In other words, is a Philistine just any skeleton of a particular age that if found in a particular location, or are there specific cultural or other markers that distinguish dead Philistines from other people who happened to die in the same area about the same time?
Yes, there must be many factors to connect some skeleton to a specific culture. That can be seen easily seen when comparing burials of Ancient Egypt with say Egtved Girl or Ítzi that are roughly the same age. The Egyptian mummies, thanks to many markers, are often not only precisely dated, but also associated to a specific social class, etc. Egtved Girl and Ítzi were found in a total cultural vacuum, and thus were just assigned to a time period.

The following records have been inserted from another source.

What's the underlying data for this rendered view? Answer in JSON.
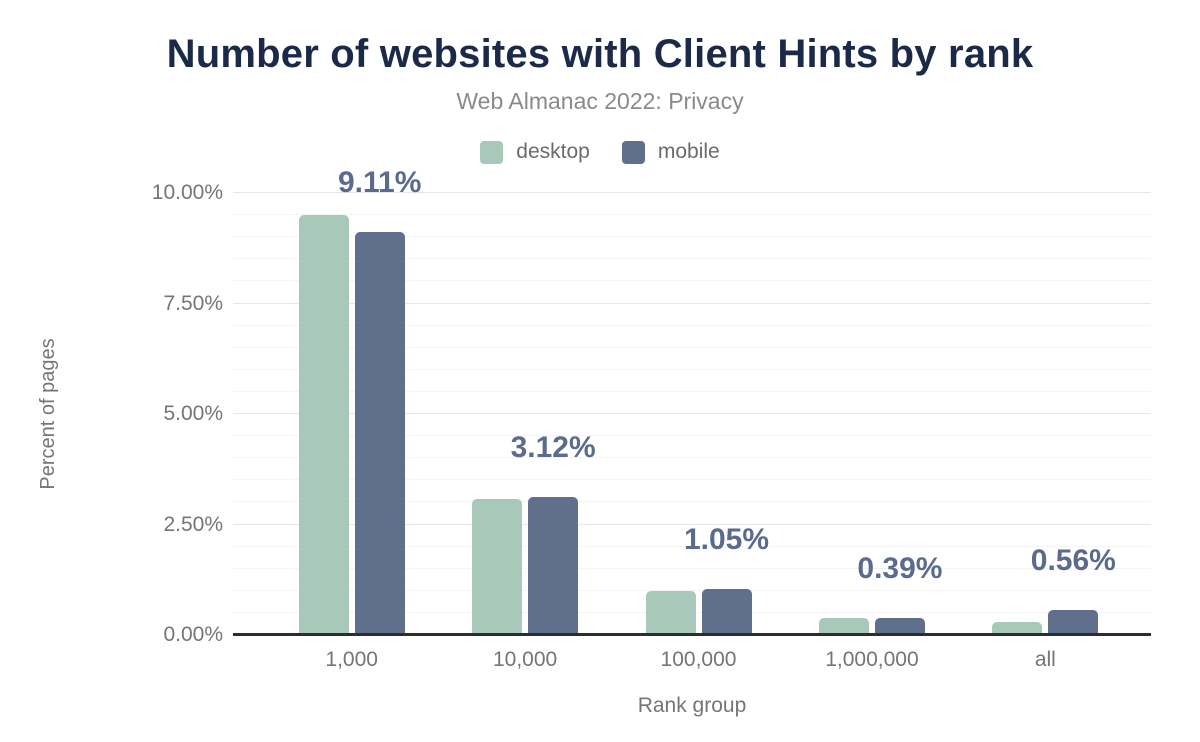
{
  "title": "Number of websites with Client Hints by rank",
  "subtitle": "Web Almanac 2022: Privacy",
  "legend": {
    "items": [
      {
        "label": "desktop",
        "color": "#a8c9ba"
      },
      {
        "label": "mobile",
        "color": "#5f6f8c"
      }
    ]
  },
  "colors": {
    "title": "#1c2a49",
    "subtitle": "#8a8a8a",
    "axis_text": "#757575",
    "data_label": "#5a6b8f",
    "axis_line": "#2d2d2d",
    "grid_major": "#e6e6e6",
    "grid_minor": "#f4f4f4",
    "background": "#ffffff"
  },
  "chart_data": {
    "type": "bar",
    "title": "Number of websites with Client Hints by rank",
    "subtitle": "Web Almanac 2022: Privacy",
    "categories": [
      "1,000",
      "10,000",
      "100,000",
      "1,000,000",
      "all"
    ],
    "series": [
      {
        "name": "desktop",
        "color": "#a8c9ba",
        "values": [
          9.5,
          3.08,
          1.0,
          0.38,
          0.3
        ]
      },
      {
        "name": "mobile",
        "color": "#5f6f8c",
        "values": [
          9.11,
          3.12,
          1.05,
          0.39,
          0.56
        ]
      }
    ],
    "data_labels": [
      "9.11%",
      "3.12%",
      "1.05%",
      "0.39%",
      "0.56%"
    ],
    "data_labels_over_series": "mobile",
    "xlabel": "Rank group",
    "ylabel": "Percent of pages",
    "y_ticks": [
      "0.00%",
      "2.50%",
      "5.00%",
      "7.50%",
      "10.00%"
    ],
    "y_tick_values": [
      0,
      2.5,
      5,
      7.5,
      10
    ],
    "ylim": [
      0,
      10
    ],
    "grid": {
      "major_step": 2.5,
      "minor_step": 0.5,
      "visible": true
    },
    "legend_position": "top-center"
  }
}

I have to admit that archeology used to be a little bit unscientific by modern standards. Some archeological museums were clearly started by artifacts ripped out from their environment by what Hollywood glorifies today as treasure hunters.

Modern archeology would not only use radiocarbon dating for human remains, but would also try to assign each layer above and below to a date or a material culture or some culture. The best would be to have both date and the culture for each layer. And that is why there are specializations like Archeology of Someplace.

I have no idea what is/was specifically being used to qualify a skeleton, as a Philistine skeleton. Surely time and place are good starting points, but usually I read that a type of burial or artifacts found with a skeleton matched some culture, so the remains were assigned to it.